I assume this is a typo for the R8000?

#1 for Max simultaneous connections [34 connections]
 
So my question is, was this router tested for an extended period of time compared to the R7000? Because let me tell you after reading the R7000 review I bought one and was very unhappy with some of the issues the unit had firmware wise that only became apparent after a couple weeks of use. Things like 5Ghz dying, losing routing between wireless and wired etc.
 
So my question is, was this router tested for an extended period of time compared to the R7000? Because let me tell you after reading the R7000 review I bought one and was very unhappy with some of the issues the unit had firmware wise that only became apparent after a couple weeks of use. Things like 5Ghz dying, losing routing between wireless and wired etc.

Flash DDWRT (Kong version) and your issues at extended uptime disappear.
 
Flash DDWRT (Kong version) and your issues at extended uptime disappear.

Firmware: DD-WRT v24-sp2 (04/16/14) kongac
Time: 21:18:55 up 5 days, 23:27, load average: 0.16, 0.12, 0.07

Been on it since about 4 weeks after I bought the R7000 and I realized it was more important to my marriage that my wife be able to print. I was just trying to make a point that so many reviews of anything are based on short term use and that may give you good results spec wise but usability is measured over time.
 
So my question is, was this router tested for an extended period of time compared to the R7000? Because let me tell you after reading the R7000 review I bought one and was very unhappy with some of the issues the unit had firmware wise that only became apparent after a couple weeks of use. Things like 5Ghz dying, losing routing between wireless and wired etc.
All reviews are based on short term use.
 
Yeah, that would be pretty time-consuming and difficult to do.

If ever there was a poster child for it though it would be this crop of AC1900 routers, which all seem to have strange intermittent issues.
 
Yeah, that would be pretty time-consuming and difficult to do.

If ever there was a poster child for it though it would be this crop of AC1900 routers, which all seem to have strange intermittent issues.
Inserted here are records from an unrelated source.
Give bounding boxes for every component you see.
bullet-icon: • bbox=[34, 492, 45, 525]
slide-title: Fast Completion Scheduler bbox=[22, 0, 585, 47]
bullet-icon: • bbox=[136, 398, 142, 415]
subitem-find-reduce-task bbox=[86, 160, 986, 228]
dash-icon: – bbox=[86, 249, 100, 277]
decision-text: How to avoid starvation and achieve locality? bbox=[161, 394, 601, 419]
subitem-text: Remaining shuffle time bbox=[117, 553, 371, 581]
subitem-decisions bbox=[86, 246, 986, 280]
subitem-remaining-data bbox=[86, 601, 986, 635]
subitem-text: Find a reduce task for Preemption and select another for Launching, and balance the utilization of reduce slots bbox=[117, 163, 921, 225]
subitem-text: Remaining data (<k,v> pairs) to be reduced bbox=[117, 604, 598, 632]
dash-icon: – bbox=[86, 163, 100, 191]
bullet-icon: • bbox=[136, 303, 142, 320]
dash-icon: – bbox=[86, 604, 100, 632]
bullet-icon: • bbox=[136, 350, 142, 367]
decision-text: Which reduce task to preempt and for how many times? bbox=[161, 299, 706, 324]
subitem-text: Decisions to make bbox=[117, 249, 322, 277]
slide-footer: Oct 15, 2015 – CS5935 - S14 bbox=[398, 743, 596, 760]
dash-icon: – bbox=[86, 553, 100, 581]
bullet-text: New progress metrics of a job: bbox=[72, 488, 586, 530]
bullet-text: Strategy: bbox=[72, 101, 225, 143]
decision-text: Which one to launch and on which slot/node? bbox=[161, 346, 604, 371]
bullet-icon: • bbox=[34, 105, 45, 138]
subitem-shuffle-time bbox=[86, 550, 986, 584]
I'll give you an amen on that. Each AC1900 all seem to have their own issues and they are most non trivial. I mean Netgear is trying to pass off the R7000 making physical noise internally as normal and nothing to worry about. I understand we are paying less than enterprise class prices but f*s functional and reliable would be good things to have both of. It doesn't do me any good if it can do 800Mbps if it will drop offline or randomly drop half the clients.

This is the downside of buying bleeding edge tech, if all you have to go by is a review then you only see the short term good, not the people who have lived with it for months. Thankfully DD-wrt was an option.